Practical Tips For Not Getting Fat On Thanksgiving

Practical Tips For Not Getting Fat On Thanksgiving

Written By: Mario Ashley, MBA

If you’re currently on a diet, you’re probably worried that Thanksgiving is going to ruin everything you’ve worked so hard to accomplish. And honestly, if you don’t get ahead of it you’re probably right.

I say that because this isn’t my first diet during the holidays. I’ve been dieting during the holidays since I was in high school. Its called being a wrestler 🤼. For some reason, some genius decided to make wrestling season during Thanksgiving, Christmas, and New Year. Kidding aside, there’s no reason you can’t stay within your dietary goals while enjoying some amazing food and lots of family.

Here are my recommendations…
Study the menu
For the most part, you know where you’re going to be for Thanksgiving and what’s going to be served.  I’ve already inputted my calories into MyFitnessPal to help me game plan dinner while giving myself a few extra calories to spare to choose whatever I like when I get there.

Fast in the morning
Because I already know that my Thanksgiving meal is going to be larger than normal, by skipping breakfast I’m able to consume more calories for dinner than I normally would. Temporarily restricting food also has great benefits to the way our brains work, the way our hormones balance, and our ability to use fat stores on the body.

Workout before the big feast 💪💪
I got suckered into running a 5k on Thanksgiving day. I’m not mad though. Not only does it get allow me to keep my routine going, by going for a run I know I’m going to burn at least 400 calories and another 500 calories from EPOC (excess post-exercise oxygen consumption). That’s 900 calories I can adjust for during dinner.

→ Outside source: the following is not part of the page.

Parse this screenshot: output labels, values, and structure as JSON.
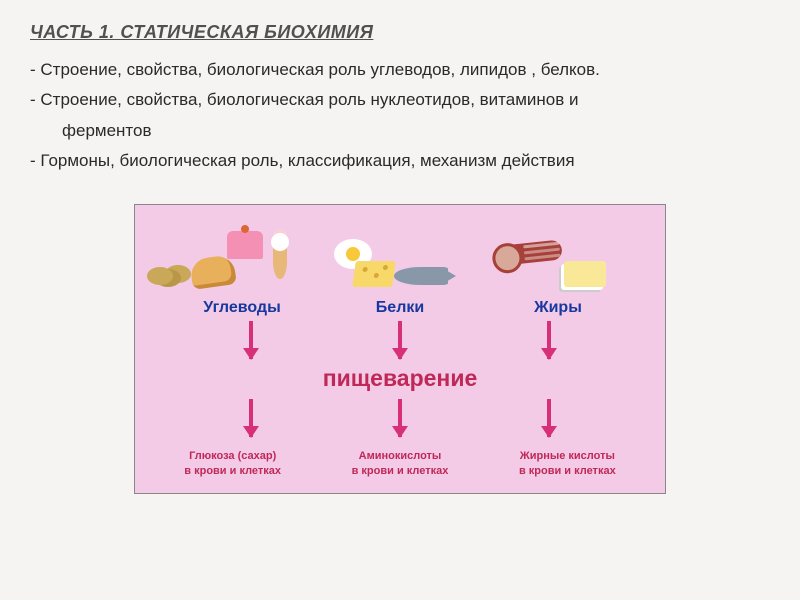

Expert Tip:  Eat according to your maintence calories. Your maintenance calories is approximately your body weight X 14.

Avoid BLT’s
BLT’s stand for Bites, Licks, and Tastes…aka snacking. The number of calories consumed from snacking will catch up to you if you’re not paying attention. Instead, keep your mouth occupied with low-calorie options, fill your belly with water, and chew gum before the big meal.

Track your spirts, the liquid kind 🍺🍺
In one study people who tracked their alcohol consumption in real-time drank less than those who didn’t. I think a lot of that comes from the guilty conscience we get from drinking all those liquid calories. Likewise, keep the drinks simple which makes it easier to track. Leave the margaritas for Cinco De Mayo.

Small plates, small belly 🏋🏋
Use paper snack plates for dinner. In one study, those who ate using smaller plates consumed 22-29% fewer calories than those who didn’t. Think of it as tricking the mind into fullness. Dr. Gareth Hollands, one of the leaders of the research, said that smaller plates “help people avoid ‘over-serving’ themselves with larger portions by reducing portion size and availability.”

Overeat on the healthy stuff 🥗🥗
Start with a huge salad, eat lots of fruits, and drink a bunch of water. The fruits and vegetables will make you feel much fuller due to the caloric density that comes from fiber. High-fiber foods not only provide volume but also takes longer to digest, making you feel fuller, longer, and with fewer calories. This strategy works really well because fruit and vegetables tend to be lower in calories compared to their counterparts of meats and starches.

Walk it out. Walk it out🎵🎵🎵
The infamous Turkey food coma is a real thing. You know what I’m talking about. The inevitable nap that occurs about 45 minutes after gorging one’s self on Thanksgiving. Its a sugar crash like no other. You can stop that from happening by going for a walk around the neighboorhood. In one study, German researchers looked at what happened when people ate a large meal by having the participants walk at a slow pace on a treadmill. Walking, they found, sped the rate of digestion that moved through the stomach while helping stabilize blood sugar back to normal levels.

This isn’t a foolproof plan. There’s no such thing. But its 10x better than going into Thanksgiving thinking you’re going to overcome the bulge by sheer will. Good luck with that!